Ces deux albums sont graphiquement très différents. Quelles techniques as-tu utilisées ? 

Si le résultat final est dissemblant, la technique ne l’est pas tant que cela. La différence réside dans la matière initiale : pour Maman ?!, j’ai réalisé, à l’aquarelle et au critérium, des petites collections d’objets, personnages, textures et autres motifs que j’ai ensuite assemblés via Photoshop pour créer chaque illustration. Pour L’appel de la lune, j’ai travaillé presque exclusivement sur Photoshop via des photographies et quelques fonds colorés, scannés au préalable. Le fond de chaque image est travaillé de manière beaucoup plus picturale pour renforcer l’aspect onirique de l’album.

Tu participes à beaucoup de projets autour de tes livres : animations, résidences d’auteur, expositions… Qu’est-ce que cela t’apporte en tant qu’artiste ? 

J’aime de plus en plus « sortir du livre », que les histoires et les dessins débordent du cadre. En ce moment, je travaille avec l’artiste Delphine Dora à une performance qui fera écho à L’appel de la lune et mêlera dessin en direct, récit et créations sonores.

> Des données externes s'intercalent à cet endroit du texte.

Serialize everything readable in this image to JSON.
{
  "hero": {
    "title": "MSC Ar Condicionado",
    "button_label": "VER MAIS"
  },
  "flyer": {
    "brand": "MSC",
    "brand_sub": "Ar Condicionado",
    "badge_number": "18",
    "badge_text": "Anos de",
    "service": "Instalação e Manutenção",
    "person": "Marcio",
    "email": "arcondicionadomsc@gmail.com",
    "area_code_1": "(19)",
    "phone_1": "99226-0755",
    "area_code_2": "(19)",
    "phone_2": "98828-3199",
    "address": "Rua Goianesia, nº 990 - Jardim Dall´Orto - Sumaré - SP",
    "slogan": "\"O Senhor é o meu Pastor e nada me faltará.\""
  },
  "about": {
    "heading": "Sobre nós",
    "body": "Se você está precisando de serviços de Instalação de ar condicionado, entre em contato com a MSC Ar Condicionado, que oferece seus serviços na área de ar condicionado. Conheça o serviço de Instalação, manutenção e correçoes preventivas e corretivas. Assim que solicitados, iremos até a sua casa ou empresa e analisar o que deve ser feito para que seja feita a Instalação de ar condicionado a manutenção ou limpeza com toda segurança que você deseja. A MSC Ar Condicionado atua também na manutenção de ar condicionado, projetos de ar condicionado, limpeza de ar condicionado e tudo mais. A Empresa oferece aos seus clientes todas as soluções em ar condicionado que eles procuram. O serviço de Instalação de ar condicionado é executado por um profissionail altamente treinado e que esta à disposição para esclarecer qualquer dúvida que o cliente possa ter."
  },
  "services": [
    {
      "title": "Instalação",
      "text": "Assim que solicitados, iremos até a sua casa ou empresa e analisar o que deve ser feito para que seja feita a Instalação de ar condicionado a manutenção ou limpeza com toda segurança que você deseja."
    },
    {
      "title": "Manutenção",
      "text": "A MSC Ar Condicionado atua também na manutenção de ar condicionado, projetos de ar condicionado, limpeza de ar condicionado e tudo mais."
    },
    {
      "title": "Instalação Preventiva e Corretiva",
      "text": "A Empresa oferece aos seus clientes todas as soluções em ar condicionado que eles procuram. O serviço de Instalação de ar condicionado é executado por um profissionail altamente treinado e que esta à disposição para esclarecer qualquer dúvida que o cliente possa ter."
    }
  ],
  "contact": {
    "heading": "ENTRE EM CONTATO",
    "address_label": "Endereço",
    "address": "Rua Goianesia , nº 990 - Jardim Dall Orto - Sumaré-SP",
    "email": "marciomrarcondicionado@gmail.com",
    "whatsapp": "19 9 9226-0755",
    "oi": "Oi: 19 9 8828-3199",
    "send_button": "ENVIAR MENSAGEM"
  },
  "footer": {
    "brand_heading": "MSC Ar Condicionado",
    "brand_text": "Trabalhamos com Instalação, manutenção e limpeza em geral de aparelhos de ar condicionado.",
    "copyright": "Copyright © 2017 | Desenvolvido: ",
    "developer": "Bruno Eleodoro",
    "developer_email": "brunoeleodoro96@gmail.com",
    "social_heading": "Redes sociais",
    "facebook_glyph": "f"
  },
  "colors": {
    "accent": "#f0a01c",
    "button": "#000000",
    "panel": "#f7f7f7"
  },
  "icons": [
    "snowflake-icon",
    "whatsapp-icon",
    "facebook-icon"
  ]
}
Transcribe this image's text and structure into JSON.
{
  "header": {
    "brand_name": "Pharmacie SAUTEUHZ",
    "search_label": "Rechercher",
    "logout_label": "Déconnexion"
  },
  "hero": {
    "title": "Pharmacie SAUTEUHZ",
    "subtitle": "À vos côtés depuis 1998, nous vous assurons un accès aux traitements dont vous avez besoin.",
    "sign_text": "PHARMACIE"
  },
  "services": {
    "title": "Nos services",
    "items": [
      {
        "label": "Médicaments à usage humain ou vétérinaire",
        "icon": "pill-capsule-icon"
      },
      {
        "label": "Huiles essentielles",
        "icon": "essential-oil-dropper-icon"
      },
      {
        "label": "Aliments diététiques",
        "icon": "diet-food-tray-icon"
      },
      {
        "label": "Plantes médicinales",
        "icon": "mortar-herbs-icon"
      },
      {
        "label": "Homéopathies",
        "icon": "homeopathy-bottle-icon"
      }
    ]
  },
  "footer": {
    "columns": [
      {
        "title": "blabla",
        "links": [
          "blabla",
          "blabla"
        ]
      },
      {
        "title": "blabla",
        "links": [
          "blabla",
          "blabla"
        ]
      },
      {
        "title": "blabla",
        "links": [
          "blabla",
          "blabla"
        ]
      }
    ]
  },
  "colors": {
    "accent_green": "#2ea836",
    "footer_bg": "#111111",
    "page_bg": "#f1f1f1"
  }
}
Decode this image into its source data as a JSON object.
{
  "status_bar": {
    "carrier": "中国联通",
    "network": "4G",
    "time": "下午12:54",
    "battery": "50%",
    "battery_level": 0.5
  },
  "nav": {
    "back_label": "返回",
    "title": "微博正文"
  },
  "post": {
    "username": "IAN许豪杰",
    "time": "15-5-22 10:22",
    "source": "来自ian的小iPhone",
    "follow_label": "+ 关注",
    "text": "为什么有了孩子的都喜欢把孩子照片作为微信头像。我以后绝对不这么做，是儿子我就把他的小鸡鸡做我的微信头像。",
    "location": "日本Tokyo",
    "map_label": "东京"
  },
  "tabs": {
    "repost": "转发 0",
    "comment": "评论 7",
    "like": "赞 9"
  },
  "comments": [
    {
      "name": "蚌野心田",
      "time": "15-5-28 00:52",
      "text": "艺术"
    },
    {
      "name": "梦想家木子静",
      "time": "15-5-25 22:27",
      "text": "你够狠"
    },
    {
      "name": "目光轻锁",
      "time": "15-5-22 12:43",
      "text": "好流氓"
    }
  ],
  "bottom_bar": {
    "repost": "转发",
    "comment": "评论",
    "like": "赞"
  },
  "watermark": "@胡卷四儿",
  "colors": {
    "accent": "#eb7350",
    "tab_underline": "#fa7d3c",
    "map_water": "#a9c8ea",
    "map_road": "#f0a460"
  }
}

La première aura lieu dans le cadre de ma résidence de création à la médiathèque de Vierzon, en avril. Cette résidence c’est aussi l’occasion de mener de nombreux ateliers artistiques avec les enfants et les adultes.
Ce matin, j’animais un atelier avec des enfants venant de différents pays et qui ont commencé à apprendre le français en septembre. Certains ont vécu des choses difficiles. Je suis touchée par leur curiosité et leur talent. J’adore transmettre ma passion pour l’art et la création. Ces rencontres me « boostent » et nourrissent mon travail. Je suis convaincue que la créativité est bonne pour la santé !

Quels sont tes prochains projets ?  

En avril, il y a l’exposition « Se nicher, s’envoler... » pour les tout-petits avec la Médiathèque de Troyes. Je travaille aussi sur un projet d’album qui mettra en lumière les moments fugaces et poétiques qui ponctuent notre quotidien (un sourire matinal, une porte qui se referme sur quelqu’un qui s’en va, l’ombre d’une pompe à essence, etc.).
Il y aura aussi la création d’affiches pour une compagnie de cirque. J’aimerais, un jour, créer une pièce de théâtre dessinée et/ou dansée et proposer des résidences atypiques pour faire se rencontrer les artistes de différents champs artistiques.